I remember the first day I saw you—stocking books in that back room while I gathered supplies for the coffee shop. Something about you struck me immediately. You were beautiful and confident, radiating an energy that pulled people in. When you said hi to me, before I could muster the courage, I felt grateful for your notice.
Oh— I started writing a book.
We became inseparable. As an introvert, I needed an extrovert like you to crack open my carefully constructed shell, to drag me out of my apartment, to meet new people. You were the friend that did that for me while still supporting the quietude of my soul. You were a ray of sunshine cast on my shadows and the kind of person that showed me that romantic love isn’t the only thing that fuels a life. Sometimes the person most important to you, the person who makes you the best version of yourself is just a friend. We were classic chosen family. We were each other’s lifeline. Through college, through countless terrible boyfriends, through moments of deep uncertainty— you were the friend who made everything feel manageable, who could transform a potential disaster into a story worth laughing about later. I can only hope I created some of that for you too.
Did you hear that David got remarried?
But friendships, like everything else, evolve. Ours started to fray in subtle ways. I began noticing that maintaining our connection required constant effort from me. Every hangout, every conversation—I was the one initiating them. Texts, plans, check-ins: all came from my side. Maybe I was blind to this dynamic initially. Or maybe I noticed, but “us” was so important that I didn’t care. But eventually, the imbalance became impossible to ignore. Do you know what it feels like to be the only one to reach out? Probably not. Everyone loves you.
Eric got that big fancy job.
The distance between us grew incrementally. Your illness created the first real gap. Then my parenthood widened it further. If I look back I think your marriage—and its subsequent breakdown—became the final fracture. When things got tough for you, the silence was deafening.

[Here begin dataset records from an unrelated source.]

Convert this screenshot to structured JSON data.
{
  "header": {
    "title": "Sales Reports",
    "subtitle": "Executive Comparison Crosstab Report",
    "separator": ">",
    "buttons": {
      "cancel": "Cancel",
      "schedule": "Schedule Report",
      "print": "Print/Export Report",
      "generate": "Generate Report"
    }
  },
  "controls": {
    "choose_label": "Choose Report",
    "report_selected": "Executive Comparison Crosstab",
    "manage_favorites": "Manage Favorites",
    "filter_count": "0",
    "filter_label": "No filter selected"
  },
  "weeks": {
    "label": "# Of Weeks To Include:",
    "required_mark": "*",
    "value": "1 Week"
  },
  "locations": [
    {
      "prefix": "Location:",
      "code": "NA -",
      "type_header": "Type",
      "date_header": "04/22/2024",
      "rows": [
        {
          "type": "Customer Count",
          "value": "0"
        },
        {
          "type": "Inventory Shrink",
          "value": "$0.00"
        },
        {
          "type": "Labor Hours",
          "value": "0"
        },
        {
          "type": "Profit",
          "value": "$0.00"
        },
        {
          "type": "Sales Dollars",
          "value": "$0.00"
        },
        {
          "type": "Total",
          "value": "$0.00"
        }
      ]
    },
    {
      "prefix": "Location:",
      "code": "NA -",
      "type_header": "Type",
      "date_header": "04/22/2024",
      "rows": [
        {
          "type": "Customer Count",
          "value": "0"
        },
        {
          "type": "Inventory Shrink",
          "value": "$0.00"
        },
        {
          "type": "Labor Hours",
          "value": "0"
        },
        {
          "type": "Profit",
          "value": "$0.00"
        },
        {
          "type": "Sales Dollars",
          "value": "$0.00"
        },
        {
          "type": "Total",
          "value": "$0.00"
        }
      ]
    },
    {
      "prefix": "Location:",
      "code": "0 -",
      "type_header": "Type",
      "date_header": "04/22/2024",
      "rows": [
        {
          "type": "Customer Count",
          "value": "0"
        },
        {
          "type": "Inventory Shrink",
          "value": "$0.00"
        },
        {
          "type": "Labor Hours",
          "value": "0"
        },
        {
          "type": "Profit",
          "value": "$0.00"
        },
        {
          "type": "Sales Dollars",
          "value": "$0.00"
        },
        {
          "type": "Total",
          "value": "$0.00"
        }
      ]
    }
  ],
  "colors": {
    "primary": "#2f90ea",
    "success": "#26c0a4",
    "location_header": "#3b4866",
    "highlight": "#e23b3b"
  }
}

I understood, of course. When life becomes overwhelming and survival is the daily goal, community takes a back seat. But understanding that doesn't negate the hurt I feel.
Mikal joined cub scouts. He loves it.
One day, I made a decision. I wouldn’t text you anymore. I wanted to see if you missed me, if you cared about this friendship enough to reach out. And of course… you didn’t. After two years of not hearing from you, I deleted your number, a gesture that felt both painful and necessary. If I could not reach out, then what would happen? I already knew the answer. And if I’m honest, deleting your number wasn’t even about “seeing what would happen”. It was about being free of you.
Two years. Two. Years.
The last time I saw you was just before my accident— an event so significant that in my previous life, you would have been my first call. My first support. My first everything. You would have taken me to the hospital and visited twice with contraband food. But in this life, you have no idea what I've been through, what challenges I've faced. You have no idea that I almost died. If I had… would you ever even find out?
We finally put in that garden. It was nice to have tomatoes all summer.
My parents still ask about you sometimes. Their inquiries are met with my generic LinkedIn-sourced updates, professional trajectory, but nothing of substance. Nothing of the person they once considered a second daughter.
My mom has been sober for five years now.
I'm not entirely sure what I feel. Anger mingles with profound grief. I'm angry that you didn't care enough about our friendship— about me. Angry that I appear to be the one who cared more—a vulnerability that makes me look desperate and embarrassed. Why did I need you more than you needed me?
My cat died, by the way.
Even writing this, the urge to find you is strong. As if —just maybe— if I reached out one more time, things might be different. Maybe this time you’d care. Maybe you’re in a different phase of life where you might think me important again. But I know better. And… I love myself too much to hurt me again.
Probably.
Anyway, I hope that —wherever you are— that you’re well.